According to the 2002 census of the National Statistics Institute, Putaendo spans an area of 1474.4 sqkm and has 14,649 inhabitants (7,344 men and 7,305 women). Of these, 7,214 (49.2%) lived in urban areas and 7,435 (50.8%) in rural areas. The population grew by 14.4% (1,843 persons) between the 1992 and 2002 censuses.

==Economy==
In 2018, the number of companies registered in Internal Revenue Service of Chile for Putaendo was 304. The Economic Complexity Index (ECI) in the same year was -0.32, while the economic activity with the highest comparative advantage index revealed (RCA) were the cultivation of aromatic or medicinal plants (169.37).

==Administration==
As a commune, Putaendo is a third-level administrative division of Chile, administered by a municipal council, which is headed by a directly elected alcalde.

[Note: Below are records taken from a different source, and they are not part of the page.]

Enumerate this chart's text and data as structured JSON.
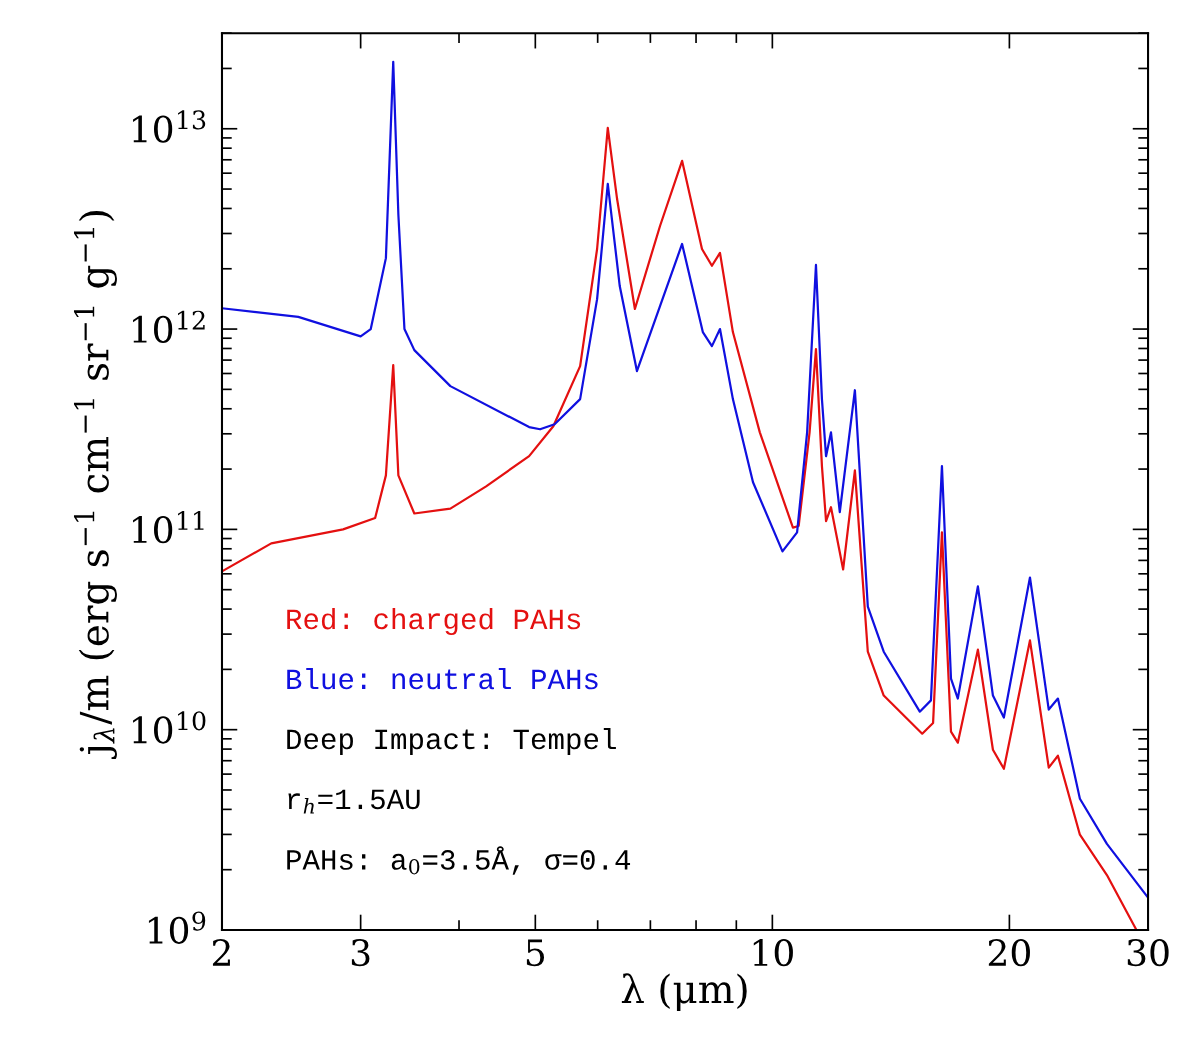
{
  "chart_data": {
    "type": "line",
    "xlabel": "λ (μm)",
    "ylabel": "j$_{λ}$/m (erg s$^{−1}$ cm$^{−1}$ sr$^{−1}$ g$^{−1}$)",
    "log": "xy",
    "xlim": [
      2,
      30
    ],
    "xticks": [
      2,
      3,
      5,
      10,
      20,
      30
    ],
    "ylim": [
      1000000000.0,
      30000000000000.0
    ],
    "yticks": [
      {
        "value": 1000000000.0,
        "label": "10$^{9}$"
      },
      {
        "value": 10000000000.0,
        "label": "10$^{10}$"
      },
      {
        "value": 100000000000.0,
        "label": "10$^{11}$"
      },
      {
        "value": 1000000000000.0,
        "label": "10$^{12}$"
      },
      {
        "value": 10000000000000.0,
        "label": "10$^{13}$"
      }
    ],
    "series": [
      {
        "name": "Red: charged PAHs",
        "color": "#e41010",
        "x": [
          2.0,
          2.31,
          2.85,
          3.13,
          3.23,
          3.3,
          3.35,
          3.51,
          3.9,
          4.33,
          4.91,
          5.27,
          5.7,
          5.99,
          6.18,
          6.35,
          6.69,
          7.2,
          7.68,
          8.14,
          8.38,
          8.58,
          8.91,
          9.64,
          10.62,
          10.8,
          11.15,
          11.36,
          11.56,
          11.7,
          11.87,
          12.3,
          12.73,
          13.22,
          13.85,
          15.5,
          16.0,
          16.42,
          16.86,
          17.2,
          18.24,
          19.06,
          19.68,
          21.24,
          22.44,
          23.05,
          24.58,
          26.6,
          29.0
        ],
        "values": [
          61700000000.0,
          85100000000.0,
          100000000000.0,
          114000000000.0,
          186000000000.0,
          661000000000.0,
          186000000000.0,
          120000000000.0,
          127000000000.0,
          164000000000.0,
          232000000000.0,
          327000000000.0,
          653000000000.0,
          2510000000000.0,
          10100000000000.0,
          4470000000000.0,
          1260000000000.0,
          3270000000000.0,
          6920000000000.0,
          2510000000000.0,
          2070000000000.0,
          2400000000000.0,
          966000000000.0,
          305000000000.0,
          102000000000.0,
          104000000000.0,
          305000000000.0,
          794000000000.0,
          207000000000.0,
          110000000000.0,
          129000000000.0,
          63100000000.0,
          197000000000.0,
          24500000000.0,
          14800000000.0,
          9550000000.0,
          10800000000.0,
          96600000000.0,
          9770000000.0,
          8610000000.0,
          25100000000.0,
          7940000000.0,
          6380000000.0,
          27900000000.0,
          6460000000.0,
          7410000000.0,
          2990000000.0,
          1880000000.0,
          1000000000.0
        ]
      },
      {
        "name": "Blue: neutral PAHs",
        "color": "#1010e0",
        "x": [
          2.0,
          2.5,
          3.0,
          3.09,
          3.23,
          3.3,
          3.35,
          3.41,
          3.51,
          3.9,
          4.91,
          5.07,
          5.29,
          5.7,
          5.99,
          6.18,
          6.4,
          6.73,
          7.2,
          7.68,
          8.16,
          8.38,
          8.58,
          8.91,
          9.45,
          10.3,
          10.75,
          11.07,
          11.36,
          11.56,
          11.7,
          11.87,
          12.18,
          12.73,
          13.22,
          13.85,
          15.39,
          15.9,
          16.42,
          16.86,
          17.2,
          18.24,
          19.06,
          19.68,
          21.24,
          22.44,
          23.05,
          24.58,
          26.6,
          30.0
        ],
        "values": [
          1270000000000.0,
          1150000000000.0,
          920000000000.0,
          1000000000000.0,
          2260000000000.0,
          21600000000000.0,
          3720000000000.0,
          1000000000000.0,
          785000000000.0,
          519000000000.0,
          324000000000.0,
          316000000000.0,
          335000000000.0,
          447000000000.0,
          1410000000000.0,
          5310000000000.0,
          1640000000000.0,
          617000000000.0,
          1300000000000.0,
          2660000000000.0,
          966000000000.0,
          822000000000.0,
          1000000000000.0,
          447000000000.0,
          172000000000.0,
          77600000000.0,
          96600000000.0,
          305000000000.0,
          2090000000000.0,
          447000000000.0,
          232000000000.0,
          305000000000.0,
          122000000000.0,
          495000000000.0,
          41200000000.0,
          24500000000.0,
          12300000000.0,
          14000000000.0,
          207000000000.0,
          18000000000.0,
          14300000000.0,
          51900000000.0,
          14800000000.0,
          11500000000.0,
          57500000000.0,
          12600000000.0,
          14300000000.0,
          4520000000.0,
          2690000000.0,
          1450000000.0
        ]
      }
    ],
    "annotations": [
      "Deep Impact: Tempel",
      "r$_{h}$=1.5AU",
      "PAHs: a$_{0}$=3.5Å, σ=0.4"
    ]
  }
}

The current alcalde is Guillermo Reyes. The council has the following members:
- Silvia Arancibia Abarca
- Laya Nara Negrete
- Julio Aravena
- Enzo Gazzolo
- Manuel Olivares Leiva
- Sergio Zamora

Within the electoral divisions of Chile, Putaendo is represented in the Chamber of Deputies by Marco Antonio Núñez (PDC) and Gaspar Rivas (RN) as part of the 11th electoral district, together with Los Andes, San Esteban, Calle Larga, Rinconada, San Felipe, Santa María, Panquehue, Llaillay and Catemu. The commune is represented in the Senate by Ignacio Walker Prieto (PDC) and Lily Pérez San Martín (RN) as part of the 5th senatorial constituency (Valparaíso-Cordillera).